# Regularising Deep Neural Networks

### Stopping Overfitting!

## 1. Dropout
- Trains an ensemble of subnetworks with shared parameters. Ensemble contains all subnetworks possible, constrained by hyperparameters controlling the probability of a particular mask.

#### Dropout is probably the most important regularization technique for ANNs.

- In every training step, turn off 50% of all neurons, randomly selected.

**How does this help with regularisation?**

- We want to stop overfitting, we don't want any part of our network to overtrain on our data and turning off half of the neurons at a time prevents this!


- In dropout, each hidden unit must learn to perform well regardless of the other units in the network. The learned robustness helps the network perform well in the face of unseen data!
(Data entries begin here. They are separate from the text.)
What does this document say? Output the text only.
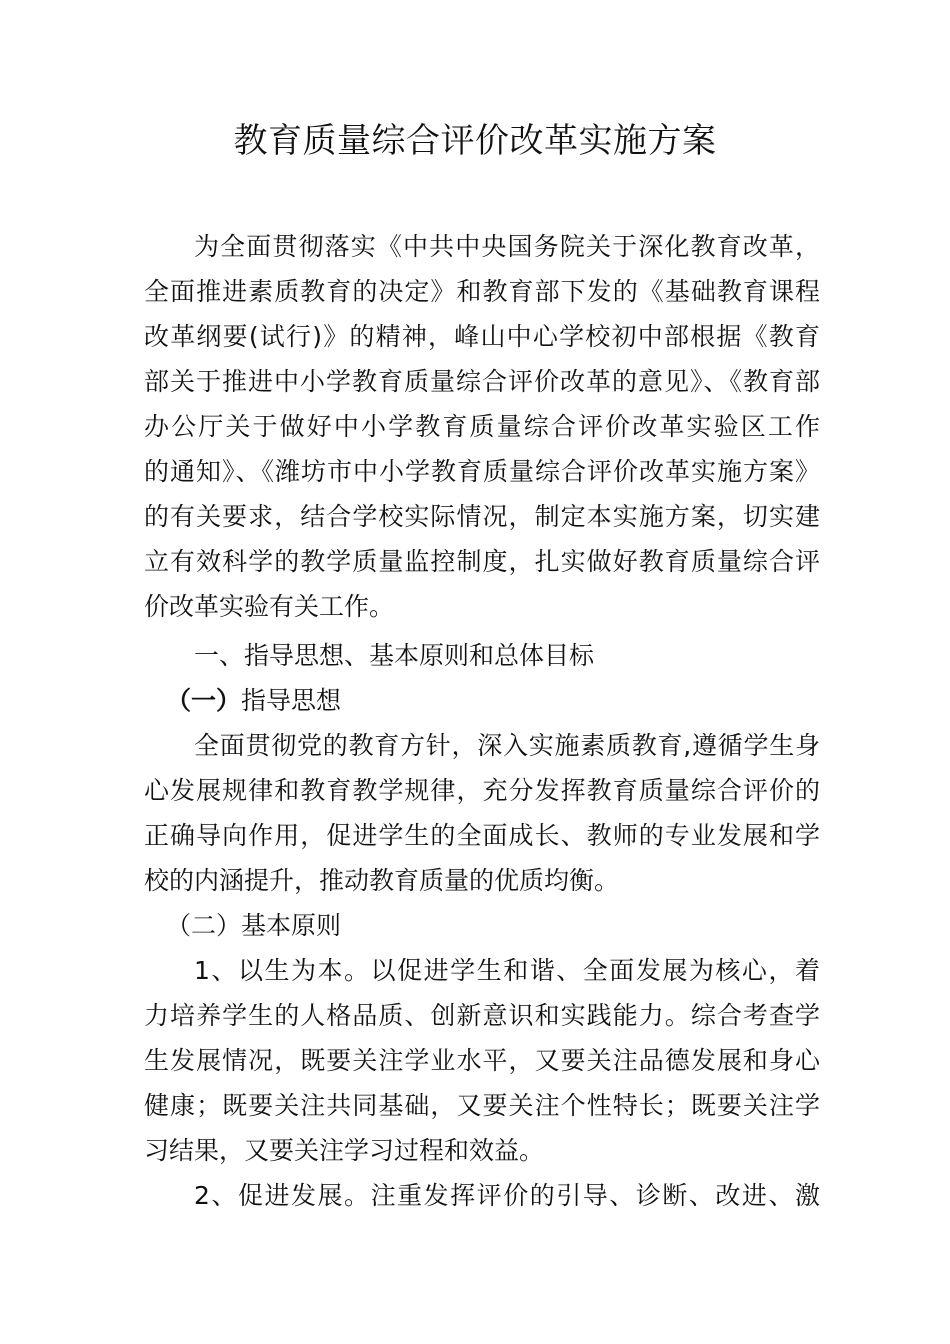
教育质量综合评价改革实施方案
为全面贯彻落实《中共中央国务院关于深化教育改革，
全面推进素质教育的决定》和教育部下发的《基础教育课程
改革纲要(试行)》的精神，峰山中心学校初中部根据《教育
部关于推进中小学教育质量综合评价改革的意见》、《教育部
办公厅关于做好中小学教育质量综合评价改革实验区工作
的通知》、《潍坊市中小学教育质量综合评价改革实施方案》
的有关要求，结合学校实际情况，制定本实施方案，切实建
立有效科学的教学质量监控制度，扎实做好教育质量综合评
价改革实验有关工作。
一、指导思想、基本原则和总体目标
（一）指导思想
全面贯彻党的教育方针，深入实施素质教育,遵循学生身
心发展规律和教育教学规律，充分发挥教育质量综合评价的
正确导向作用，促进学生的全面成长、教师的专业发展和学
校的内涵提升，推动教育质量的优质均衡。
（二）基本原则
1、以生为本。以促进学生和谐、全面发展为核心，着
力培养学生的人格品质、创新意识和实践能力。综合考查学
生发展情况，既要关注学业水平，又要关注品德发展和身心
健康；既要关注共同基础，又要关注个性特长；既要关注学
习结果，又要关注学习过程和效益。
2、促进发展。注重发挥评价的引导、诊断、改进、激
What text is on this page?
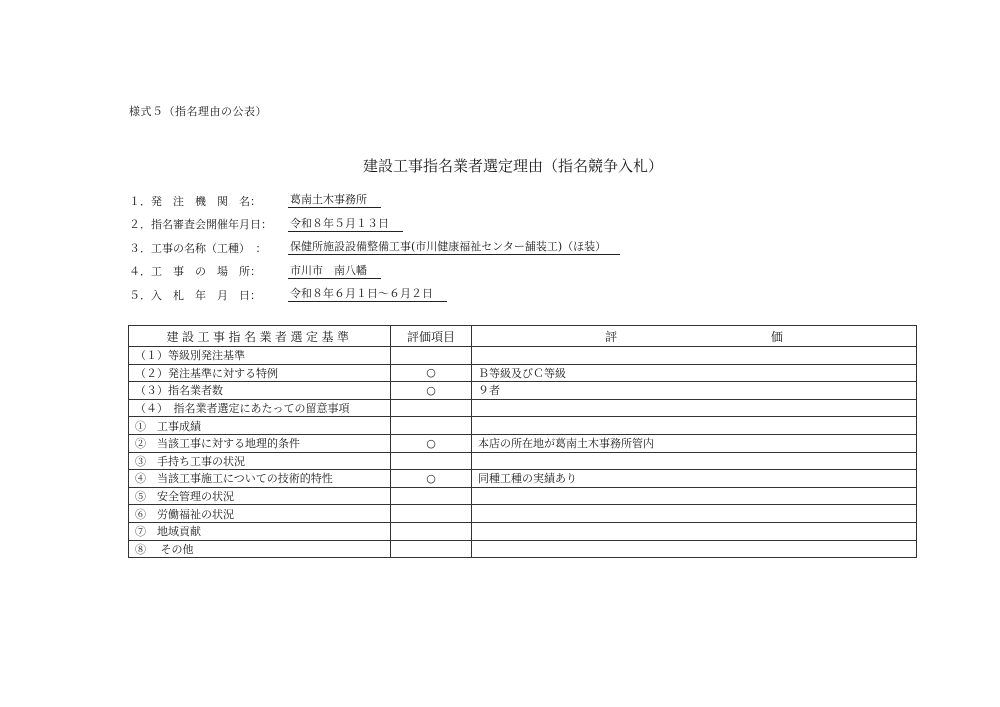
様式５（指名理由の公表）
建設工事指名業者選定理由（指名競争入札）
１．発　注　機　関　名：	葛南土木事務所
２．指名審査会開催年月日：	令和８年５月１３日
３．工事の名称（工種）　：	保健所施設設備整備工事(市川健康福祉センター舗装工)（ほ装）
４．工　事　の　場　所：	市川市　南八幡
５．入　札　年　月　日：	令和８年６月１日～６月２日
建設工事指名業者選定基準	評価項目	評 価
（１）等級別発注基準		
（２）発注基準に対する特例	○	Ｂ等級及びＣ等級
（３）指名業者数	○	９者
（４）　指名業者選定にあたっての留意事項		
①　工事成績		
②　当該工事に対する地理的条件	○	本店の所在地が葛南土木事務所管内
③　手持ち工事の状況		
④　当該工事施工についての技術的特性	○	同種工種の実績あり
⑤　安全管理の状況		
⑥　労働福祉の状況		
⑦　地域貢献		
⑧　 その他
- PLUS it is suuuper easy to add to your model!

In [None]:
# from keras.layers import Dropout

# model = Sequential([
#     Dense(),
#     Dropout(0.5),
#     Activation(),
#     Dense(),
#     Activation(),

#     ...
# ])

- One thing to be aware of with Dropout is that you **might get quite a lot of oscillation on a Loss v Epochs graph!**

## NOTE: DON'T USE DROPOUT IN THE LAST LAYER! 

## 2. Early Stopping 
#### Advantages:
1. Does not require altering the network architecture or training method

2. Stops automatically at the best point rather than requiring hyperparameter tuning like weight decay

![image.png](attachment:image.png)

- Prevents overfitting by stopping if validation loss(or error) is not improving over a number of epochs N that you set! e.g. patience 3 or 5 or something!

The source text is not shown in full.